Rejecting State Healthcare Exchange
(Passed by the House)

H.3096 would mandate that the state not establish or operate an American Health Benefit Exchange as provided in the federal Affordable Care Act, popularly known as Obamacare. Creating an exchange would not give our state any real flexibility in health care. Furthermore, since South Carolina’s biggest insurer already controls 65 percent of the entire market, more regulation will only hurt other competing insurance companies, giving patients fewer choices and, therefore, higher prices. The governor has indicated that she will not pursue the option of using state resources on an exchange, but a law to solidify that decision seems wise.

Protecting SC Citizens from Obamacare Penalties

In addition to prohibiting the state from establishing a state health care exchange per the Affordable Care Act (ACA) and allowing the Attorney General to bring an action against anyone causing harm when implementing the ACA, H.3473 would provide tax credits in the amount of the federal penalties imposed for not having health insurance. South Carolinians should not be penalized for choosing not to have health insurance, and these penalties imposed by the federal government hurt the lower-middle class the most since people in this category make too much money to qualify for Medicaid, but don’t make enough money to pay for the ever-increasing health insurance costs that ACA has helped perpetuate. As long as the costs of these tax credits are offset by cuts in government waste elsewhere, (and trust us, the waste is plentiful) this bill would go a long way toward protecting South Carolinians from the harmful provisions of Obamacare. However, further steps would also need to be made, which can be found here.
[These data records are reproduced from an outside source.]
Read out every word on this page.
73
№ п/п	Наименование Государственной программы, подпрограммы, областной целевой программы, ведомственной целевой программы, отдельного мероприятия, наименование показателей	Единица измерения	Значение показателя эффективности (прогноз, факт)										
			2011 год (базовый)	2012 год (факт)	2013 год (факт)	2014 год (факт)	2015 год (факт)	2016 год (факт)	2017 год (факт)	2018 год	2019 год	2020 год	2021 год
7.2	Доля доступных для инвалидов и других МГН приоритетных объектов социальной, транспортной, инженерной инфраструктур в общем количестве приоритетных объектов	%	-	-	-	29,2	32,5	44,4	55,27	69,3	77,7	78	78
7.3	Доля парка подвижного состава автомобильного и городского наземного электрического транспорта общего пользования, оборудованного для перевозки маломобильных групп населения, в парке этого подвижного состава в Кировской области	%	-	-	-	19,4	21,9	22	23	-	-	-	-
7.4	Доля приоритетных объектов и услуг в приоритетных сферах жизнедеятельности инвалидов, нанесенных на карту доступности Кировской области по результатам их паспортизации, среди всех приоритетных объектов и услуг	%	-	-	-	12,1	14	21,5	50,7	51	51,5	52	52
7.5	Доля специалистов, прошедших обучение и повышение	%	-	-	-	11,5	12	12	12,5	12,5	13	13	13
Prohibiting Medicaid Expansion under the Affordable Care Act

H.3355 would prohibit the South Carolina Department of Health and Human Services from implementing or otherwise participating in expansion of the state’s Medicaid program under the Affordable Care Act. As we have written before, while the federal dollars that come with Medicaid Expansion may be tempting to some, the benefits of expansion are questionable and South Carolina will be hard pressed to come up with its required share of spending for the program. This bill represents an important attempt to keep state spending in check.

Loosening Employer HMO Regulations

H.3818 would remove a requirement that employers with over 50 employees who provide health coverage through a health maintenance organization (HMO) also provide a point of service option (POS). Requiring companies offer coverage from a larger selection of programs pushes up employer business costs, and part of this increase is undoubtedly pushed on to employees. Ideally, individuals should purchase insurance independent of their employer. Absent this, employers should be able to offer the insurance coverage they deem best suited for their company and its employees. This bill would move the state insurance regulations a step closer to that particular freedom of choice.

Requiring Health Insurance Plans to Cover the Cost of Hearing Aids

S.65 would require group health insurance plans in South Carolina to cover the cost of providing and replacing hearing aids for individuals under the age of 21. It’s exactly this kind of intervention — requiring all health insurance plans to cover certain conditions — that has driven up the cost of health insurance for everyone over recent decades.

Requiring Insurers Cover Telemedicine

S.290 would require that insurers in the state of South Carolina cover the cost of telemedicine services from healthcare providers. Telemedicine is defined as the delivery of health care, including diagnosis, treatment, or transfer of medical data, by means of interactive audio, video, or data communications by a consulting health care provider to a patient at a referring site. It is precisely this kind of interference in the health insurance market (requiring that every plan cover so many different treatments and methods of healthcare delivery) that has caused premiums to rise for the entire population. Insurers should be able to determine what services their plans cover and consumers should be free to choose among these plans.